Studiando la storia (che, non mi stancherò mai di dirlo, non è solo date e battaglie), possiamo capire come si sentiva un giovane soldato al seguito di Napoleone in Russia. Possiamo sentire nelle testimonianze, il suo entusiasmo, i suoi sentimenti contrastanti, ma anche la meschinità di chi uccideva per denaro, di chi viveva in campi sporchi e invasi dai pidocchi e dalla pellagra (no: l'uomo medio non è mai stato un travagliato personaggio di Tolstoj o Dostoevskij).
Studiando la storia possiamo percepire i piccoli gesti che cambiarono il mondo o che denotarono una mentalità nuova.
La nascita del capitalismo è già nei quadri dei fiamminghi, di Quentin Massys che nel 1514 dipingeva "Il cambiavalute e sua moglie": l'uomo conta il denaro, moneta per moneta. La moglie sfoglia distrattamente un libro (oggetto di lusso per i tempi, denota anche alfabetizzazione). Nel testo compare un'immagine sacra, una Madonna con Bambino, ma la protagonista è distratta, da cosa? Dallo spirito del tempo: il capitalismo!
La storia è ricostruire la biografia di un adolescente italiano rimasto orfano lungo il viaggio transoceanico verso l'America (famiglia morta di diarrea e denutrizione) e che giunto a Montevideo, lavorò come lustrascarpe sulla banchina portuale, dormendo in strada; poi pian piano salì la scala sociale fino ad aprire un piccolo alimentari dove rivendeva ortaggi coltivati fuori città da altri italiani. La storia è quella cosa che ti porta a guardare diversamente negozi analoghi gestiti nelle nostre città da bengalesi, marocchini, algerini, filippini.
Lo studio della storia ti apre per forza all'altro.
Non puoi capire nulla della vita di qualcuno se non fai il minimo sforzo di metterti nei suoi panni (diffidate da chi argomenta: "posso commentare perché ho vissuto lì", "posso dire perché sono nato lì" - non possiamo capire la Francia di Napoleone o la Persia di Ciro non essendone coevi? Perché studiare le fonti e sviluppare un metodo se bastasse l'esperienza? Un analista serio non cita mai la biografia, perché sovrano è il metodo).
Non credo che la settorializzazione del sapere abbia senso. Quando parlo di storia, parlo di qualcosa che include altri rami del sapere, ho approfondito almeno tre o quattro discipline per cercare di capire un po' (molto poco) di storia.

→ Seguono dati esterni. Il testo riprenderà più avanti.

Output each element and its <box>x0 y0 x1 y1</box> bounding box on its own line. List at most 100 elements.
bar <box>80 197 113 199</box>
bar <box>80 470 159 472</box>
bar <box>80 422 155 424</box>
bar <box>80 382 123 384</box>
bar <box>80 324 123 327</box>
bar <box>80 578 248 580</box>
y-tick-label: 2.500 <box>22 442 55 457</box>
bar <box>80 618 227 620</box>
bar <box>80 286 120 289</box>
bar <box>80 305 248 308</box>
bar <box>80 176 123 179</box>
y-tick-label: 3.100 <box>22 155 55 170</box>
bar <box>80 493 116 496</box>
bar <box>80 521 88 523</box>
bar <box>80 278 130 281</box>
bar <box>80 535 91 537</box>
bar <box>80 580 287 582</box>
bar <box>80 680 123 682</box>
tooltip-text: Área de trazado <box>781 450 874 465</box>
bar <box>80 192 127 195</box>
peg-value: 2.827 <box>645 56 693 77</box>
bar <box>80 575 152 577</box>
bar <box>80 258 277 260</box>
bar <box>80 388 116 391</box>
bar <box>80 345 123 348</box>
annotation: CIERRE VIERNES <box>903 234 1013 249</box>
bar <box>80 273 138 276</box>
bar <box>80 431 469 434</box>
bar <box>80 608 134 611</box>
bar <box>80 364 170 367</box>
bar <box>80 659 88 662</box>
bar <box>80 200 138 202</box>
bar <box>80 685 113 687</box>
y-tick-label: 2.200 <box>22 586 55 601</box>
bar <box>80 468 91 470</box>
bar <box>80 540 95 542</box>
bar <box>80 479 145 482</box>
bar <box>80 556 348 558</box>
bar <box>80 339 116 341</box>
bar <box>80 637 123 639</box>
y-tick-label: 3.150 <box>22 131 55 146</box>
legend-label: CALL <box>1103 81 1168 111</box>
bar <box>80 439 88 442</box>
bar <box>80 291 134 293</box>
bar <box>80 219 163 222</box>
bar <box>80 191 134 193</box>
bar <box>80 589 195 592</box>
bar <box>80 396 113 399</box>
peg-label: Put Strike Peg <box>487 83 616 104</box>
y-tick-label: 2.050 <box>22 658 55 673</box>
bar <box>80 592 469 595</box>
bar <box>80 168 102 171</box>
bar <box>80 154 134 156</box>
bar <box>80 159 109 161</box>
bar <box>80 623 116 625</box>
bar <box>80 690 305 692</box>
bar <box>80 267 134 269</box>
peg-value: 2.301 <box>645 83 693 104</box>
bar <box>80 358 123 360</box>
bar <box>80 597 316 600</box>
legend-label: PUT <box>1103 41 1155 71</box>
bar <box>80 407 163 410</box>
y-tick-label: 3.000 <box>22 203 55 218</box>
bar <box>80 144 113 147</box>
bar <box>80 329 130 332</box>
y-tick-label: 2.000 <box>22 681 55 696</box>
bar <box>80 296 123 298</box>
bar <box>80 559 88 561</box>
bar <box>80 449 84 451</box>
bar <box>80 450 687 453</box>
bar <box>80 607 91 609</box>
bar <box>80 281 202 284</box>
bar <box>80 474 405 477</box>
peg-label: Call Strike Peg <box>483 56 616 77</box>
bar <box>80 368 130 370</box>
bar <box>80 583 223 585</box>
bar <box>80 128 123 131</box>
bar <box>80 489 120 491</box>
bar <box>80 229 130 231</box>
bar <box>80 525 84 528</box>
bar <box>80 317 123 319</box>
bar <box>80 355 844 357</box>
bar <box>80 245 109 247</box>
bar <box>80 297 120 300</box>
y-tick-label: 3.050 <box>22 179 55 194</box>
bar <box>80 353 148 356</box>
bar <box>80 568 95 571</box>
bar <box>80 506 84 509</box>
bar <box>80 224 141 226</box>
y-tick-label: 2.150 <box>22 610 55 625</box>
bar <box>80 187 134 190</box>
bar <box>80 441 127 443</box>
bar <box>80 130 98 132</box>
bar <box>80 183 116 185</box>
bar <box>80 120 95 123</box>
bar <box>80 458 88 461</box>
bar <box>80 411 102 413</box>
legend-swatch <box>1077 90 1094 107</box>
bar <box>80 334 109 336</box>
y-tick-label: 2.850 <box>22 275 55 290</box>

Un giorno pensai che questa fosse una delle poche cose ad avere veramente senso nella vita: decenni di studio serio (quindi spesso fuori dai percorsi istituzionali) permettono libertà e consapevolezza.
Personalmente ho sempre pensato che lo studio fosse quella cosa che (nel mio caso) denotasse la differenza tra vivere ed esistere.